Issue 72: Christian Friedel
“Hope is a thing with feathers.”
Emily Dickinson
THE EDITOR’S NOTE
I think eulogies are shit. How do you sum up a life in a few short paragraphs that portrays the role of that very person to everyone perched on the pews that terrible day? You can’t, I suppose, that’s the point of grief – it’s the lack of that wholeness of which that person brought to you. Yet, it’s at the eulogy, I think so anyway, that it begins, that steady minimising of a life once so full and expansive. First, it’s down to those few short paragraphs. Then a memory spoke over one too many at Christmas. Then, eventually, as those immediate relatives fall victim to their own minimising, a life becomes a few words. A name and a date. Then—
I visited Sylvia Plath’s grave a few months ago. A point of contention for a lot of people who’ve endeavoured over the years to scrape away the engraved ‘Hughes’ tacked onto the poet’s name on the stone. It was well-kept enough. Fans had littered the dirt with pens to homage her impact on their own writing, their own lives. Surrounding Plath’s grave though, in the large churchyard of Hepstonhall, were so many forgotten lives. Stones weather-faded. Knocked down and cracked under winds. 1900s. 1800s. 1700s. People who were loved, cherished, probably hated at some points too, and people who had eulogies spoken when they were laid to rest. Where are those words now? Plath had fame, infamy to some, and her own words are still out there to be shared with so many. But the others?

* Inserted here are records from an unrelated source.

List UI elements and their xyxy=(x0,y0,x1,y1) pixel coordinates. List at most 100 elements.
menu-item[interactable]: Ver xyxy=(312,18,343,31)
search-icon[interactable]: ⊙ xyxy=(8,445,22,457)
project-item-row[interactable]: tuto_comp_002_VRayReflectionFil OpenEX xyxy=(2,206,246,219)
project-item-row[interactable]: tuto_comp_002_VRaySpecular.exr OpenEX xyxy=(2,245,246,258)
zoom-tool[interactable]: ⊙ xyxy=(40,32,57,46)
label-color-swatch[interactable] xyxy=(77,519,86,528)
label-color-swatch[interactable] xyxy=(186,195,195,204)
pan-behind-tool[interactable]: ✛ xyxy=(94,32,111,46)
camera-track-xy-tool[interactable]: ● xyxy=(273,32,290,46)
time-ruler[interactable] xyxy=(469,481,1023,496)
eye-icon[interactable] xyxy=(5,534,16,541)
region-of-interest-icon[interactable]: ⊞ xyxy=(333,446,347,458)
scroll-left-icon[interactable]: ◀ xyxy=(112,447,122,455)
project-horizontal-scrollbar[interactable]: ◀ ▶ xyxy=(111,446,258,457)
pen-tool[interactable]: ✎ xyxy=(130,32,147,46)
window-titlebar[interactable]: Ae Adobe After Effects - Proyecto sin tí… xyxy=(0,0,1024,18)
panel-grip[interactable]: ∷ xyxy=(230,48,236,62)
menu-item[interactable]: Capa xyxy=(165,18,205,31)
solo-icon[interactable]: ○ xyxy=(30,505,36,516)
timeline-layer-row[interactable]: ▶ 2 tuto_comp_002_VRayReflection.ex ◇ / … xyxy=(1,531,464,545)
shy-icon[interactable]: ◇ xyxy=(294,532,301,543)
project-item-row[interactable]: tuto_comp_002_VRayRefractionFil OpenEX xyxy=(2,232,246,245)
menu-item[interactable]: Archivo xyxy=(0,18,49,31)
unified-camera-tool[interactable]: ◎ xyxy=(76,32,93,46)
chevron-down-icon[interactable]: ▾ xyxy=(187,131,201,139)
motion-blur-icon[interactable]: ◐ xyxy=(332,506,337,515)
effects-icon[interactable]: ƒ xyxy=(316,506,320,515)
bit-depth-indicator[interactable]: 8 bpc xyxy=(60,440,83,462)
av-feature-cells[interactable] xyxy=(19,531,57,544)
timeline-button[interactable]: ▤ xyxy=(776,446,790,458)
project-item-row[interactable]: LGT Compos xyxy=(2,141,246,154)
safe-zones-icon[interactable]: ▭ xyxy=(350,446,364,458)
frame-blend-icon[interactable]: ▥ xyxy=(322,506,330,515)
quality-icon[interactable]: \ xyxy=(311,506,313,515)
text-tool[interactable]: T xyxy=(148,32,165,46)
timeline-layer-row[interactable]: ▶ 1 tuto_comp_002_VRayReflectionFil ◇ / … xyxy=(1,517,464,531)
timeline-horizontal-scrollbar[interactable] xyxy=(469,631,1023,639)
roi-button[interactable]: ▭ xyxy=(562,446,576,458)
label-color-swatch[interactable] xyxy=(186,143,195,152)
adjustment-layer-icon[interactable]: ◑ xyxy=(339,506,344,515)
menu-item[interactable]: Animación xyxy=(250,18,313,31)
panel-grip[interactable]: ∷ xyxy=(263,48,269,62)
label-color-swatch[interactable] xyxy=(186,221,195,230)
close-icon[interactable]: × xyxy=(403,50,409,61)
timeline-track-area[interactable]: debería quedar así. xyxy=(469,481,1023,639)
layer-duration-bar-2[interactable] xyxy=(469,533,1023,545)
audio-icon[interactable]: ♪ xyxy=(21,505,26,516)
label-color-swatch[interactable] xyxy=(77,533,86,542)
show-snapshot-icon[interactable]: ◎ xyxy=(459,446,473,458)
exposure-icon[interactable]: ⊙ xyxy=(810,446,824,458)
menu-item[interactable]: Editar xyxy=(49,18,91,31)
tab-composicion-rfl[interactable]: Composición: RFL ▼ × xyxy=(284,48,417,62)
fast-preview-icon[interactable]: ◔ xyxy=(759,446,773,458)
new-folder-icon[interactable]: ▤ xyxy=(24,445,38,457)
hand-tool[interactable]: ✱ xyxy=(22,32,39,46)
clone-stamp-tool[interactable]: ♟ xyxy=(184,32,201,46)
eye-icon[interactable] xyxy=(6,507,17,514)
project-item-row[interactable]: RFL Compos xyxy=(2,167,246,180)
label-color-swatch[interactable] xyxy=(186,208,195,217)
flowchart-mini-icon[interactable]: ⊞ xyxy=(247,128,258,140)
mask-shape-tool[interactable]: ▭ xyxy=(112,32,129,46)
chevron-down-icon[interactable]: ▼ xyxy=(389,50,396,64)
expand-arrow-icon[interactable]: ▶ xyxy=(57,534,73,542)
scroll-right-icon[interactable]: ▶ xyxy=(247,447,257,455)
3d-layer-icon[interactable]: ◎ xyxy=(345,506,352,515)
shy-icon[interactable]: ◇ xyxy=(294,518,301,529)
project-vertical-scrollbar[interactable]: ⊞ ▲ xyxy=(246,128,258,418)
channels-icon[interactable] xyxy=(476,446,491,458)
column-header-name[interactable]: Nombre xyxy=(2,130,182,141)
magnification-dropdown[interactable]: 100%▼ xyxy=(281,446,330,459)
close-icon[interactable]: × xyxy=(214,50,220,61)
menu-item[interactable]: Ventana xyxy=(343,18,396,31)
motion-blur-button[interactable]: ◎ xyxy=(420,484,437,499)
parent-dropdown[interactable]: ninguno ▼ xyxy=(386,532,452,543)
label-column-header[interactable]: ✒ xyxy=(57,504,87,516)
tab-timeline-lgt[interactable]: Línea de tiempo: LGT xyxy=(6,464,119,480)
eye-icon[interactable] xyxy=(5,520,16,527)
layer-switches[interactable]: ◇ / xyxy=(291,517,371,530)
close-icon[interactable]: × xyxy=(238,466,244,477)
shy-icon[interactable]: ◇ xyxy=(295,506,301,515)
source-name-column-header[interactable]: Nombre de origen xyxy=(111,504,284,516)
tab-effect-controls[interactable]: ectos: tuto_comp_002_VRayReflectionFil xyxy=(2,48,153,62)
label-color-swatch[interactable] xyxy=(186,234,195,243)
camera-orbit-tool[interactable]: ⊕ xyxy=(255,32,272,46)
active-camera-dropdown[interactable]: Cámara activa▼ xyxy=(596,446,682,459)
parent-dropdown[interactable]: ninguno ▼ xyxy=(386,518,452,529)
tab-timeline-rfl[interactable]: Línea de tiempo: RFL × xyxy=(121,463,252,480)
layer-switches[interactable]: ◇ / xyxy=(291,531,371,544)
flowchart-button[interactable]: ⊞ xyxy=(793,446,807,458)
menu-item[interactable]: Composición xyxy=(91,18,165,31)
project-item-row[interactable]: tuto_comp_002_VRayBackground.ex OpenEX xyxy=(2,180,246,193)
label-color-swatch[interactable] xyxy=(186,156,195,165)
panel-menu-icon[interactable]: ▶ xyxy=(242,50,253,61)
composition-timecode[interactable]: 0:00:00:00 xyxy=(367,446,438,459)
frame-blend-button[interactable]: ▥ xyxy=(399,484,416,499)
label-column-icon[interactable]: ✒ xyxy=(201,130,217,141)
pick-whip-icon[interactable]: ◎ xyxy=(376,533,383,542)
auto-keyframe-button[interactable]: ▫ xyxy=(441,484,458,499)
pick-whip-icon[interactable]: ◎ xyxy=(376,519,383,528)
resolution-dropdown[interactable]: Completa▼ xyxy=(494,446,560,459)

This issue comes at a difficult time, both personally for myself and for the world at large. Bereavement is a terrible beast and loss is something that you never really stop feeling. I know I’m fortunate, even when the grief sometimes feels too much to bear, that my loss is only at 1. There are thousands, millions, across the world who are losing everyone they love each sunrise. For that reason, the theme of this issue is ‘Memory’. It’s legacy and it’s eulogies and honouring those who’ve gone by learning from what took them, and how we can prevent it happening again. But there is also a hope to it, an optimism, that I think we all need right now.